Premio Editoriale Penna d'Autore - Narrativa

 

IL FILO DELLE RONDINI

Fosca Andraghetti
Sai, questa volta sembra che la primavera sia arrivata davvero! Fuori il sole è caldo e il prato che intravedo dalla finestra è ricoperto di margherite. L’albero che sta in mezzo, un tiglio credo, è pieno di ciuffi di tenere foglioline.
Io ti parlo e tu non rispondi. Un sonno talmente profondo il tuo, che ti impedisce di aprire gli occhi. Ho l’impressione che la tua mano cerchi la mia quando te la allungo. Cominci un poco per volta, molto lentamente, a cincischiarmi le dita, come facevi quando ero piccola e mi stringevo alle tue gonne in cerca di protezione, vergognosa com’ero di fronte a persone sconosciute. Parlavate di me come neanche fossi lì, con il vestitino ben pulito, le orecchie lavate e le trecce appena fatte.
Se ti tengo la mano non posso scrivere e, se non scrivo, i pensieri volano via. Dopo, difficilmente riesco a riacchiapparli.
Vorrei essere con te in un altro prato, in uno di quei pomeriggi così assolati da costringere la gente a rintanarsi nella frescura delle grandi case da contadini dove hai abitato. Non c’era un suono, anche le cicale sembravano essersi addormentate, sfinite dalla calura. A lunghi intervalli, il rombo di una motocicletta interrompeva il rumore dell’aria. Verso sera, quando le persone tornavano nelle strade, arrivavano le rondini. Si posavano una accanto all’altra sui fili della luce e stavano lì in attesa, il capo piegato sotto l’ala.
Anche tu sei come una rondine. I tuoi fili sono tubi molli nei quali scorre un liquido. Davanti al contenitore floscio dell’ultima flebo capisco che hai smesso di volare.
Non sono Isabel Allende e tu non sei mia figlia, ma anch’io scrivo nel tempo che sembra essersi fermato e penso a stagioni lontane. Erano belle, mamma, con i profumi e i colori dei campi dove ti spezzavi la schiena a zappare, a sarchiare, a raccogliere le spigolature del grano, delle barbabietole. Volevi che i tuoi figli studiassero, che facessero una vita migliore.

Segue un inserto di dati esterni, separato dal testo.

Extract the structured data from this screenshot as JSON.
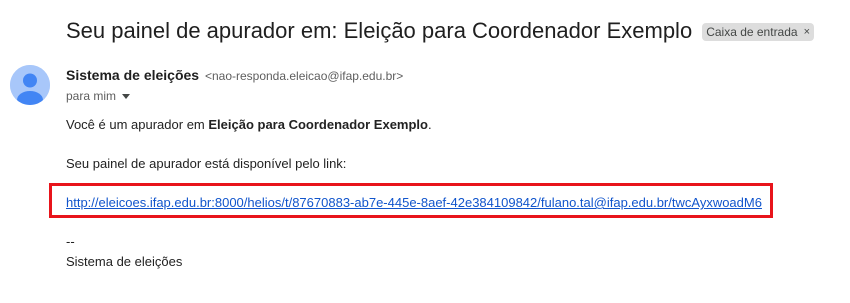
{
  "email": {
    "subject": "Seu painel de apurador em: Eleição para Coordenador Exemplo",
    "label_chip": "Caixa de entrada",
    "label_chip_close": "×",
    "sender_name": "Sistema de eleições",
    "sender_email": "<nao-responda.eleicao@ifap.edu.br>",
    "recipient": "para mim",
    "body": {
      "line1_prefix": "Você é um apurador em ",
      "line1_bold": "Eleição para Coordenador Exemplo",
      "line1_suffix": ".",
      "line2": "Seu painel de apurador está disponível pelo link:",
      "link": "http://eleicoes.ifap.edu.br:8000/helios/t/87670883-ab7e-445e-8aef-42e384109842/fulano.tal@ifap.edu.br/twcAyxwoadM6",
      "signature_sep": "--",
      "signature": "Sistema de eleições"
    }
  },
  "colors": {
    "highlight_border": "#e8141b",
    "link": "#1155cc",
    "avatar_bg": "#a8c7fa",
    "avatar_fg": "#4285f4"
  }
}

Ieri, quando ti ho detto che sei bella, ho avuto l’impressione di vedere l’ombra di un sorriso sulla tua faccia, ma forse era solo la mia voglia di vederlo. Già mi manca, eppure tu non sorridevi spesso.

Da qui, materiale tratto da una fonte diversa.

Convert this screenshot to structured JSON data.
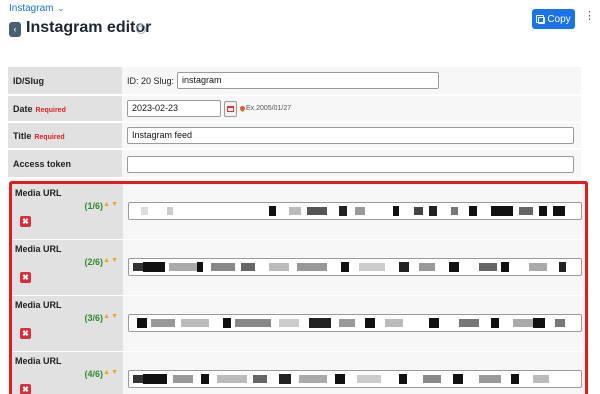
{
  "breadcrumb": {
    "label": "Instagram"
  },
  "header": {
    "title": "Instagram editor",
    "help_glyph": "?",
    "back_glyph": "‹",
    "copy_label": "Copy",
    "more_glyph": "⋮"
  },
  "form": {
    "id_slug": {
      "label": "ID/Slug",
      "id_text": "ID: 20 Slug:",
      "slug_value": "instagram"
    },
    "date": {
      "label": "Date",
      "required": "Required",
      "value": "2023-02-23",
      "example": "Ex.2005/01/27"
    },
    "title": {
      "label": "Title",
      "required": "Required",
      "value": "Instagram feed"
    },
    "access_token": {
      "label": "Access token",
      "value": ""
    }
  },
  "media": {
    "label": "Media URL",
    "delete_glyph": "✖",
    "arrows": "▲▼",
    "items": [
      {
        "counter": "(1/6)"
      },
      {
        "counter": "(2/6)"
      },
      {
        "counter": "(3/6)"
      },
      {
        "counter": "(4/6)"
      }
    ]
  },
  "colors": {
    "accent": "#1a73e8",
    "required": "#d62222",
    "counter": "#2e8b2e",
    "highlight_border": "#e21b1b",
    "delete": "#d92d3a"
  }
}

Sto nuotando in una girandola di ricordi che resteranno spezzati, incompleti, perché tu non puoi farmi da «correttore di bozze». Forse dovremmo tenere sempre memoria di quella che è, o è stata, la vita delle persone che amiamo e che, un giorno, diventeranno le persone che abbiamo amato.
Continui a cincischiarmi la mano. Guardo oltre la finestra le margherite del prato; con i fiori, quelli che ti porterò, che ti porteranno, il tuo cerchio si chiude. Non sono ancora pronta a questo, così ho continuato a parlarti anche a casa mia. L’ho fatto sotto la doccia, mentre giravo per le stanze, con il phon in mano. Io ti sento accanto, ti sento al mio fianco. Mi è venuta voglia di vederti. Sono salita in macchina e sono partita.
Hai smesso di muoverti, ma quando ti tengo la mano ho ancora la sensazione che la tua si chiuda un poco per trattenere la mia.
L’ultimo giorno che ci siamo viste mi chiedevi di casa mia, delle mie amicizie. Ti ho detto che sto bene, che mi piace abitare qui. Ho tanti amici. Eri contenta e ridevi delle mie stupidaggini. Nella tua mente svanita è difficile coniugare il presente con il passato, le relazioni di parentela, i luoghi, i compiti quotidiani. Ho imparato a seguire i tuoi percorsi mentali e ti rispondo che sì, i miei figli stanno bene, io che di figli non ne ho.
Ti guardo mamma. Sembri una bambina alla quale è stato affidato un compito più grande di lei e si sforza di farlo al meglio. Sei sempre stata così. Ti sei ingobbita per il troppo lavorare, avevi le mani doloranti per le artriti, eppure continuavi ad occuparti di tutti, senza cedimenti. Di te mi resterà l’immagine di quando entravi in casa trafelata, il fazzoletto legato sotto il mento, l’occhio rivolto al camino, alla pentola sul focolare. E mi rimarrà la nostalgia di una bambola di pezza, persa in non so quale trasloco, che cucisti una sera al lume di candela perché, una volta tanto, non fossi diversa dagli altri bambini. Avrei tante cose da domandarti. Una ricetta, una tua emozione, un tuo sogno. Ho voglia dello zabaione che mi facevi a primavera, come delle «burrasche» che a te facevano alzare la voce e a me sbattere la porta.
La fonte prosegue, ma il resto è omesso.